The CFAN program trains advisers that embed with developing countries to help governments navigate those project and finance hurdles. It is set to deploy the first advisers to eight Pacific nations this year and aims to have 50 total across the Pacific, the Caribbean and Africa by the end of 2023.
“We’re trying to change the model of how climate funding is accessed,” said Bartle.
What solutions are already underway in the U. S.?
At last month’s U.N. General Assembly, President Biden vowed to double the amount the United States provides to developing countries to $11.4 billion annually. Although the move will require congressional approval, Biden hailed the step, saying it “will make the United States a leader in public climate finance.”
Domestically, the United States is also relying on Congress for many of its climate finance programs. The bipartisan infrastructure plan working its way through Congress contains tens of billions of dollars for initiatives such as improving the electric grid, expanding public transport and installing electric-vehicle charging stations. The $1.75 trillion reconciliation package also being considered would mark the biggest climate investment in U.S. history.
One climate finance source already in action is the Energy Department’s loan guarantee program for energy innovation. It is designed based on the idea that providing guarantees to renewable, nuclear or other pioneering energy projects can be a catalyst for those technologies and sectors.
What developments can we expect out of COP26?
From governmental funding commitments to corporate climate initiatives, both the public and private sectors should be releasing a flurry of announcements on finance day.

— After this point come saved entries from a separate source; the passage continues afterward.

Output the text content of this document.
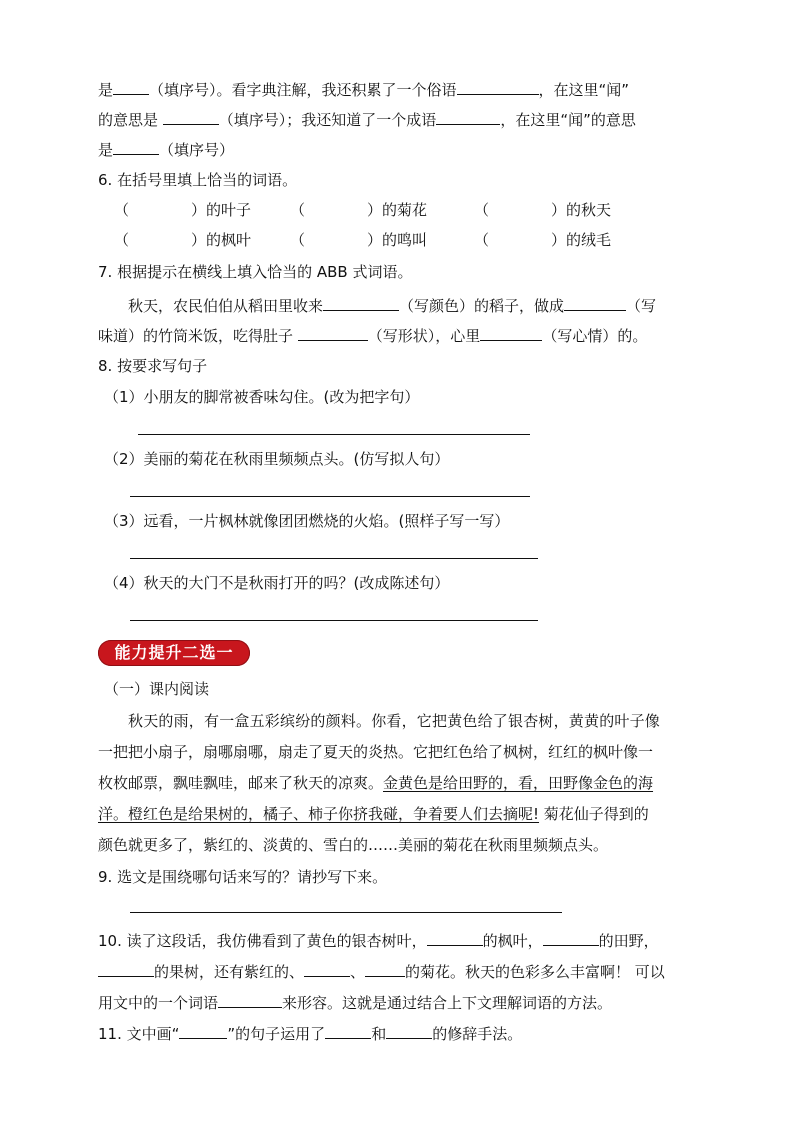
是 （填序号）。看字典注解，我还积累了一个俗语	，在这里“闻”
的意思是	（填序号）；我还知道了一个成语	，在这里“闻”的意思
是	（填序号）
6. 在括号里填上恰当的词语。
（	）的叶子	（	）的菊花	（	）的秋天
（	）的枫叶	（	）的鸣叫	（	）的绒毛
7. 根据提示在横线上填入恰当的 ABB 式词语。
秋天，农民伯伯从稻田里收来	（写颜色）的稻子，做成	（写
味道）的竹筒米饭，吃得肚子	（写形状），心里	（写心情）的。
8. 按要求写句子
（1）小朋友的脚常被香味勾住。(改为把字句）
（2）美丽的菊花在秋雨里频频点头。(仿写拟人句）
（3）远看，一片枫林就像团团燃烧的火焰。(照样子写一写）
（4）秋天的大门不是秋雨打开的吗？(改成陈述句）
能力提升二选一
（一）课内阅读
秋天的雨，有一盒五彩缤纷的颜料。你看，它把黄色给了银杏树，黄黄的叶子像
一把把小扇子，扇哪扇哪，扇走了夏天的炎热。它把红色给了枫树，红红的枫叶像一
枚枚邮票，飘哇飘哇，邮来了秋天的凉爽。金黄色是给田野的，看，田野像金色的海
洋。橙红色是给果树的，橘子、柿子你挤我碰，争着要人们去摘呢! 菊花仙子得到的
颜色就更多了，紫红的、淡黄的、雪白的……美丽的菊花在秋雨里频频点头。
9. 选文是围绕哪句话来写的？请抄写下来。
10. 读了这段话，我仿佛看到了黄色的银杏树叶，	的枫叶，	的田野，
的果树，还有紫红的、	、	的菊花。秋天的色彩多么丰富啊！ 可以
用文中的一个词语	来形容。这就是通过结合上下文理解词语的方法。
11. 文中画“	”的句子运用了	和	的修辞手法。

Bhattacharya expects there to be a lot of discourse around the $100 billion goal that developed countries missed. “It’s totemic,” he said, adding that there also needs to be a focus on how far countries are willing to extend their pledges. “We need the $100 billion and need to, indeed, go beyond the $100 billion.”
Lubber, with Ceres, said she would ideally like to see a move toward accountability mechanisms for not delivering on pledges. “There are not penalties, and I think there should be. It’s something that is being discussed,” she said. Regardless, she says finance day could be a telling moment for the direction of climate finance, and ultimately the planet.
“The risk financially is extraordinary,” said Lubber, “and the opportunities are extraordinary.”